First published: 2016/08/16 (8 years ago) Abstract: Neural networks provide state-of-the-art results for most machine learning
tasks. Unfortunately, neural networks are vulnerable to adversarial examples:
given an input $x$ and any target classification $t$, it is possible to find a
new input $x'$ that is similar to $x$ but classified as $t$. This makes it
difficult to apply neural networks in security-critical areas. Defensive
distillation is a recently proposed approach that can take an arbitrary neural
network, and increase its robustness, reducing the success rate of current
attacks' ability to find adversarial examples from $95\%$ to $0.5\%$.

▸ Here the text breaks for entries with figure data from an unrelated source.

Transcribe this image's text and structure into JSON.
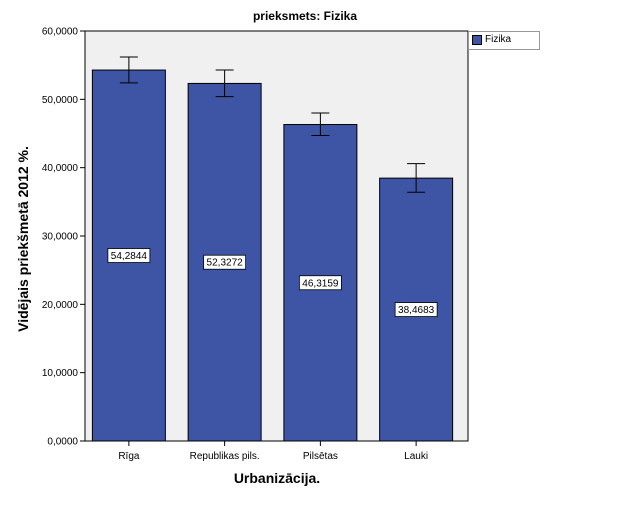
{
  "chart_data": {
    "type": "bar",
    "title": "prieksmets: Fizika",
    "xlabel": "Urbanizācija.",
    "ylabel": "Vidējais priekšmetā 2012 %.",
    "categories": [
      "Rīga",
      "Republikas pils.",
      "Pilsētas",
      "Lauki"
    ],
    "series": [
      {
        "name": "Fizika",
        "values": [
          54.2844,
          52.3272,
          46.3159,
          38.4683
        ],
        "value_labels": [
          "54,2844",
          "52,3272",
          "46,3159",
          "38,4683"
        ],
        "error_low": [
          52.4,
          50.4,
          44.7,
          36.4
        ],
        "error_high": [
          56.2,
          54.3,
          48.0,
          40.6
        ]
      }
    ],
    "ylim": [
      0,
      60
    ],
    "yticks": [
      0,
      10,
      20,
      30,
      40,
      50,
      60
    ],
    "ytick_labels": [
      "0,0000",
      "10,0000",
      "20,0000",
      "30,0000",
      "40,0000",
      "50,0000",
      "60,0000"
    ],
    "grid": false,
    "legend_position": "top-right",
    "colors": {
      "bar": "#3e55a6",
      "plot_background": "#f0f0f0"
    }
  }
}
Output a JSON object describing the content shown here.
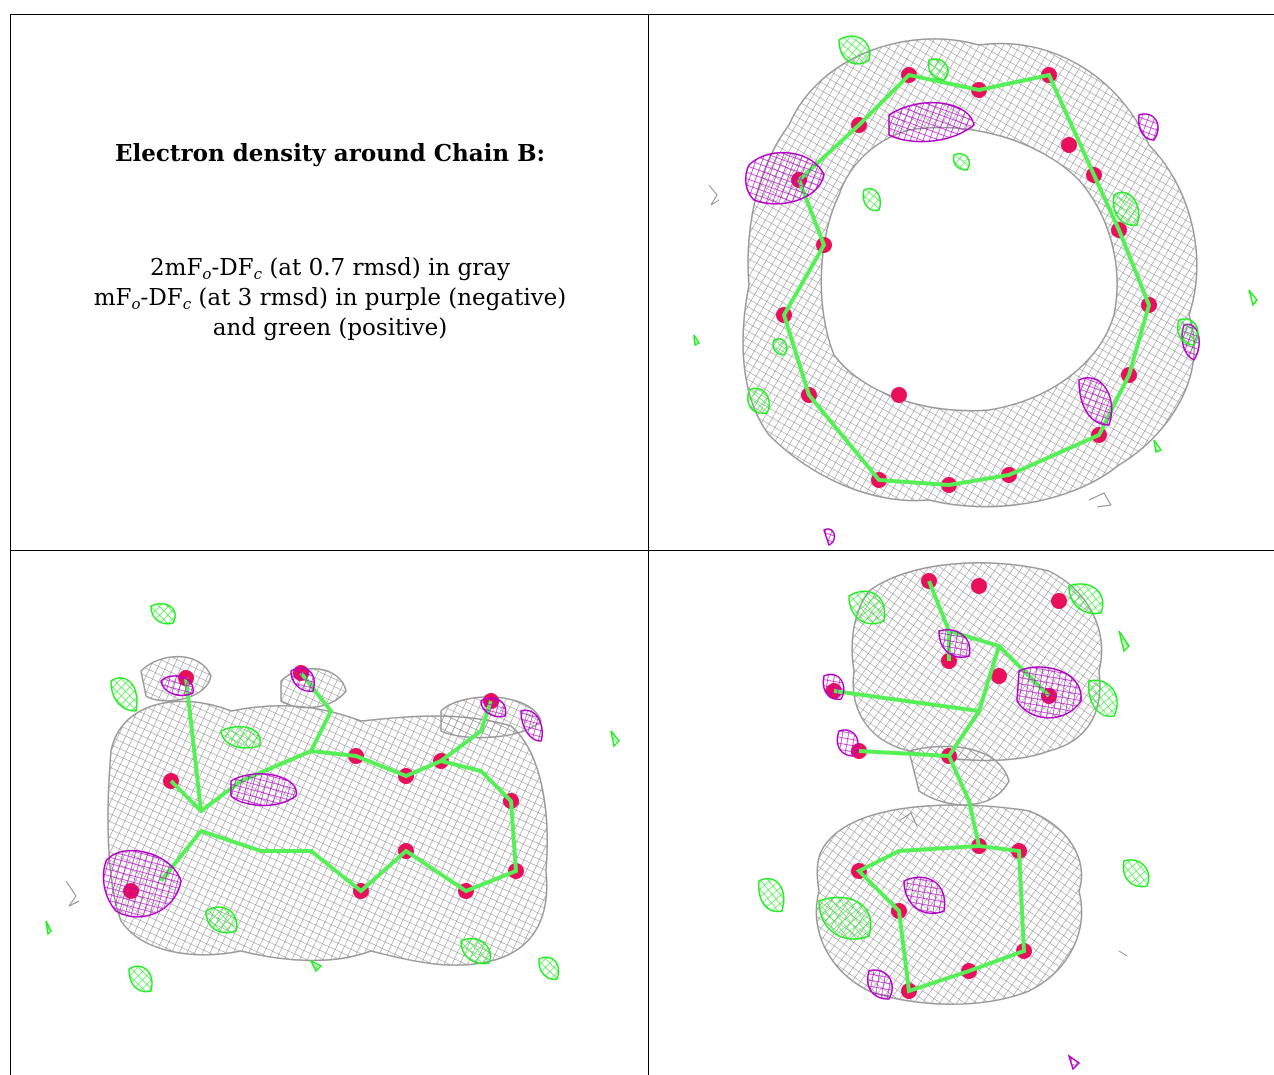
{
  "caption": {
    "title": "Electron density around Chain B:",
    "line1": {
      "prefix": "2mF",
      "sub1": "o",
      "mid": "-DF",
      "sub2": "c",
      "suffix": " (at 0.7 rmsd) in gray"
    },
    "line2": {
      "prefix": "mF",
      "sub1": "o",
      "mid": "-DF",
      "sub2": "c",
      "suffix": " (at 3 rmsd) in purple (negative)"
    },
    "line3": "and green (positive)"
  },
  "colors": {
    "gray_mesh": "#8c8c8c",
    "purple_negative": "#b400c8",
    "green_positive": "#22ee22",
    "oxygen": "#e8105a",
    "carbon_stick": "#55f055"
  }
}
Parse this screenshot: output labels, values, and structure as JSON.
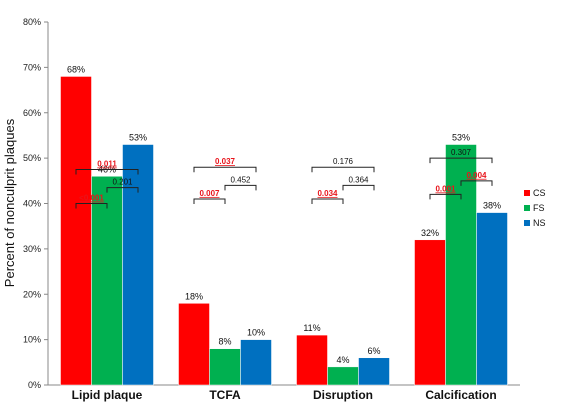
{
  "chart_data": {
    "type": "bar",
    "title": "",
    "xlabel": "",
    "ylabel": "Percent of nonculprit plaques",
    "ylim": [
      0,
      80
    ],
    "yticks": [
      "0%",
      "10%",
      "20%",
      "30%",
      "40%",
      "50%",
      "60%",
      "70%",
      "80%"
    ],
    "categories": [
      "Lipid plaque",
      "TCFA",
      "Disruption",
      "Calcification"
    ],
    "series": [
      {
        "name": "CS",
        "color": "#ff0000",
        "values": [
          68,
          18,
          11,
          32
        ],
        "labels": [
          "68%",
          "18%",
          "11%",
          "32%"
        ]
      },
      {
        "name": "FS",
        "color": "#00b050",
        "values": [
          46,
          8,
          4,
          53
        ],
        "labels": [
          "46%",
          "8%",
          "4%",
          "53%"
        ]
      },
      {
        "name": "NS",
        "color": "#0070c0",
        "values": [
          53,
          10,
          6,
          38
        ],
        "labels": [
          "53%",
          "10%",
          "6%",
          "38%"
        ]
      }
    ],
    "legend": {
      "position": "right",
      "entries": [
        "CS",
        "FS",
        "NS"
      ]
    },
    "comparisons": [
      {
        "category": 0,
        "from": 0,
        "to": 1,
        "label": "<0.001",
        "significant": true,
        "level": 40
      },
      {
        "category": 0,
        "from": 1,
        "to": 2,
        "label": "0.201",
        "significant": false,
        "level": 43.5
      },
      {
        "category": 0,
        "from": 0,
        "to": 2,
        "label": "0.011",
        "significant": true,
        "level": 47.5
      },
      {
        "category": 1,
        "from": 0,
        "to": 1,
        "label": "0.007",
        "significant": true,
        "level": 41
      },
      {
        "category": 1,
        "from": 1,
        "to": 2,
        "label": "0.452",
        "significant": false,
        "level": 44
      },
      {
        "category": 1,
        "from": 0,
        "to": 2,
        "label": "0.037",
        "significant": true,
        "level": 48
      },
      {
        "category": 2,
        "from": 0,
        "to": 1,
        "label": "0.034",
        "significant": true,
        "level": 41
      },
      {
        "category": 2,
        "from": 1,
        "to": 2,
        "label": "0.364",
        "significant": false,
        "level": 44
      },
      {
        "category": 2,
        "from": 0,
        "to": 2,
        "label": "0.176",
        "significant": false,
        "level": 48
      },
      {
        "category": 3,
        "from": 0,
        "to": 1,
        "label": "0.001",
        "significant": true,
        "level": 42
      },
      {
        "category": 3,
        "from": 1,
        "to": 2,
        "label": "0.004",
        "significant": true,
        "level": 45
      },
      {
        "category": 3,
        "from": 0,
        "to": 2,
        "label": "0.307",
        "significant": false,
        "level": 50
      }
    ]
  }
}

In this paper, we demonstrate that defensive distillation does not
significantly increase the robustness of neural networks by introducing three
new attack algorithms that are successful on both distilled and undistilled
neural networks with $100\%$ probability. Our attacks are tailored to three
distance metrics used previously in the literature, and when compared to
previous adversarial example generation algorithms, our attacks are often much
more effective (and never worse). Furthermore, we propose using high-confidence
adversarial examples in a simple transferability test we show can also be used
to break defensive distillation. We hope our attacks will be used as a
benchmark in future defense attempts to create neural networks that resist
adversarial examples.
Carlini and Wagner propose three novel methods/attacks for adversarial examples and show that defensive distillation is not effective. In particular, they devise attacks for all three commonly used norms $L_1$, $L_2$ and $L_\infty$ – which are used to measure the deviation of the adversarial perturbation from the original testing sample. In the course of the paper, starting with the targeted objective
$\min_\delta d(x, x + \delta)$ s.t. $f(x + \delta) = t$ and $x+\delta \in [0,1]^n$,
they consider up to 7 different surrogate objectives to express the constraint $f(x + \delta) = t$. Here, $f$ is the neural network to attack and $\delta$ denotes the perturbation. This leads to the formulation
$\min_\delta \|\delta\|_p + cL(x + \delta)$ s.t. $x + \delta \in [0,1]^n$
where $L$ is the surrogate loss. After extensive evaluation, the loss $L$ is taken to be
$L(x') = \max(\max\{Z(x')_i : i\neq t\} - Z(x')_t, -\kappa)$
where $x' = x + \delta$ and $Z(x')_i$ refers to the logit for class $i$; $\kappa$ is a constant ($=0$ in their experiments) that can be used to control the confidence of the adversarial example. In practice, the box constraint $[0,1]^n$ is encoded through a change of variable by expressing $\delta$ in terms of the hyperbolic tangent, see the paper for details. Carlini and Wagner then discuss the detailed attacks for all three norms, i.e. $L_1$, $L_2$ and $L_\infty$ where the first and latter are discussed in more detail as they impose non-differentiability.